Содержимое стека и регистров при старте процесса Win32

Собственно subj.



Я понимаю, что в стеке адрес возврата в kernel32.dll(откуда и передается управление стартующему процессу), спроецированной на адресное пространство процесса , SEH-фрейм.



А что полезного оказывается при старте процесса в esi, edi, ebx? Их же вместе с ebp не рекомендуется менять в ассемберном коде...

 

Их же вместе с ebp не рекомендуется менять в ассемберном коде...



Можно всё!!! Их рекомендуют использовать до API вызовов и после, так как по стандарту Windows и UNIX функции общего назначения могут изменять только eax, ecx, edx, остальные регистры должны быть восстановлены после изменения.



А что полезного оказывается при старте процесса в esi, edi, ebx?

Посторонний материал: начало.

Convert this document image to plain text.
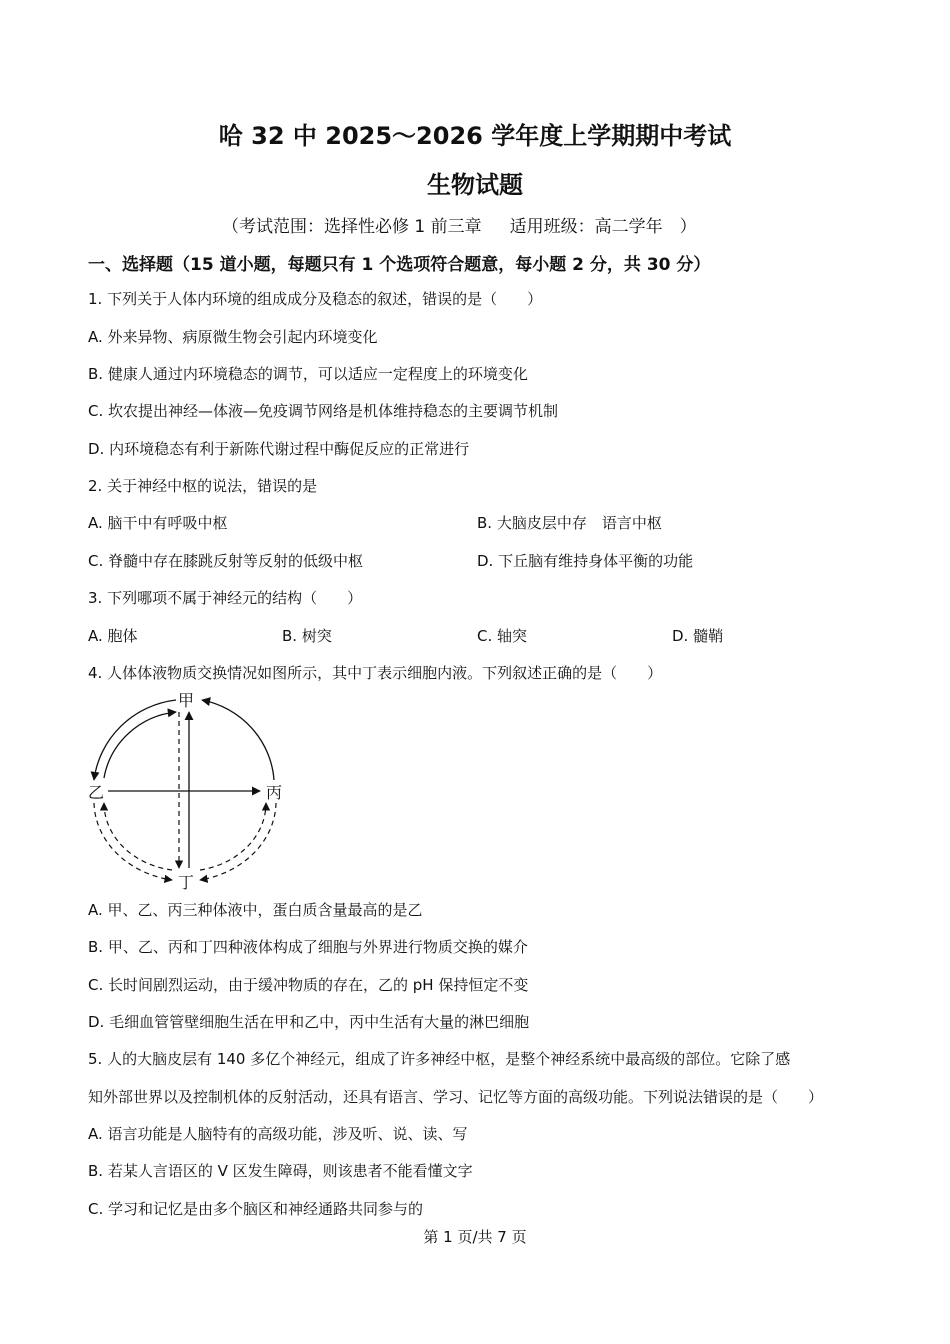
哈 32 中 2025～2026 学年度上学期期中考试
生物试题
（考试范围：选择性必修 1 前三章 适用班级：高二学年　）
一、选择题（15 道小题，每题只有 1 个选项符合题意，每小题 2 分，共 30 分）
1. 下列关于人体内环境的组成成分及稳态的叙述，错误的是（　　）
A. 外来异物、病原微生物会引起内环境变化
B. 健康人通过内环境稳态的调节，可以适应一定程度上的环境变化
C. 坎农提出神经—体液—免疫调节网络是机体维持稳态的主要调节机制
D. 内环境稳态有利于新陈代谢过程中酶促反应的正常进行
2. 关于神经中枢的说法，错误的是
A. 脑干中有呼吸中枢	B. 大脑皮层中存　语言中枢
C. 脊髓中存在膝跳反射等反射的低级中枢	D. 下丘脑有维持身体平衡的功能
3. 下列哪项不属于神经元的结构（　　）
A. 胞体	B. 树突	C. 轴突	D. 髓鞘
4. 人体体液物质交换情况如图所示，其中丁表示细胞内液。下列叙述正确的是（　　）
甲
乙	丙
丁
A. 甲、乙、丙三种体液中，蛋白质含量最高的是乙
B. 甲、乙、丙和丁四种液体构成了细胞与外界进行物质交换的媒介
C. 长时间剧烈运动，由于缓冲物质的存在，乙的 pH 保持恒定不变
D. 毛细血管管壁细胞生活在甲和乙中，丙中生活有大量的淋巴细胞
5. 人的大脑皮层有 140 多亿个神经元，组成了许多神经中枢，是整个神经系统中最高级的部位。它除了感
知外部世界以及控制机体的反射活动，还具有语言、学习、记忆等方面的高级功能。下列说法错误的是（　　）
A. 语言功能是人脑特有的高级功能，涉及听、说、读、写
B. 若某人言语区的 V 区发生障碍，则该患者不能看懂文字
C. 学习和记忆是由多个脑区和神经通路共同参与的
第 1 页/共 7 页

Я тоже хотел бы знать, но ведь в инете наверняка есть инфа.

 

мусорные данные

 

мусорные данные

Если бы... Тогда почему ebx (=7FFDF000h) имеет одно и то же значение при старте процесса, а esi, edi = 0?

 

И какую же пользу можно извлечь из нуля? Или из 7FFDF000? К тому же esi например у меня не ноль, а 1.

 

И какую же пользу можно извлечь из нуля? - Отвечаешь вопросом на вопрос!!!



Что-то самого автора roman_k не слышно...

Пойду пиво ХЛОПНУ!

 

это не вопрос, это возражение против твоего мнения, что там не мусор. Самый обыкновенный мусор.

 

Ну и hren с этим мусором...

Меня это не сильно тревожит.

 

Ну положим ebx=7FFDF000h это не мусор, а указатель на PEB

Вот только, какую из этого "пользу" можно извлечь - не понятно

 

leo

Это наверно будет полезно roman_k'у, который сейчас играет на гитаре и пьёт коньяк

 

Вот потому и мусор, что пользы никакой

 

cresta

Да что ты такой упрямый. Человек leo

дело говорит! PEB очень даже понадобится для простой проверки находимся ли мы в отладчике или нет:



.CODE

Start:



.IF byte ptr [ebx + PEB.BeingDebugged] == 0

; Процесс не отлаживается

.ELSE

; Процесс запущен из под отладчика!!!

.ENDIF



;...



END Start

 

cresta

У меня к тебе такой вопрос:

Своим зависшим ответом "мусор" ты рейтинг хочишь себе повысить или ты действительно не веришь, - так сам попробуй юзанут этот код (выше).

 

На этом форуме никаких рейтингов нет, поэтому обвинять меня в повышении того, чего нет - бессмысленно.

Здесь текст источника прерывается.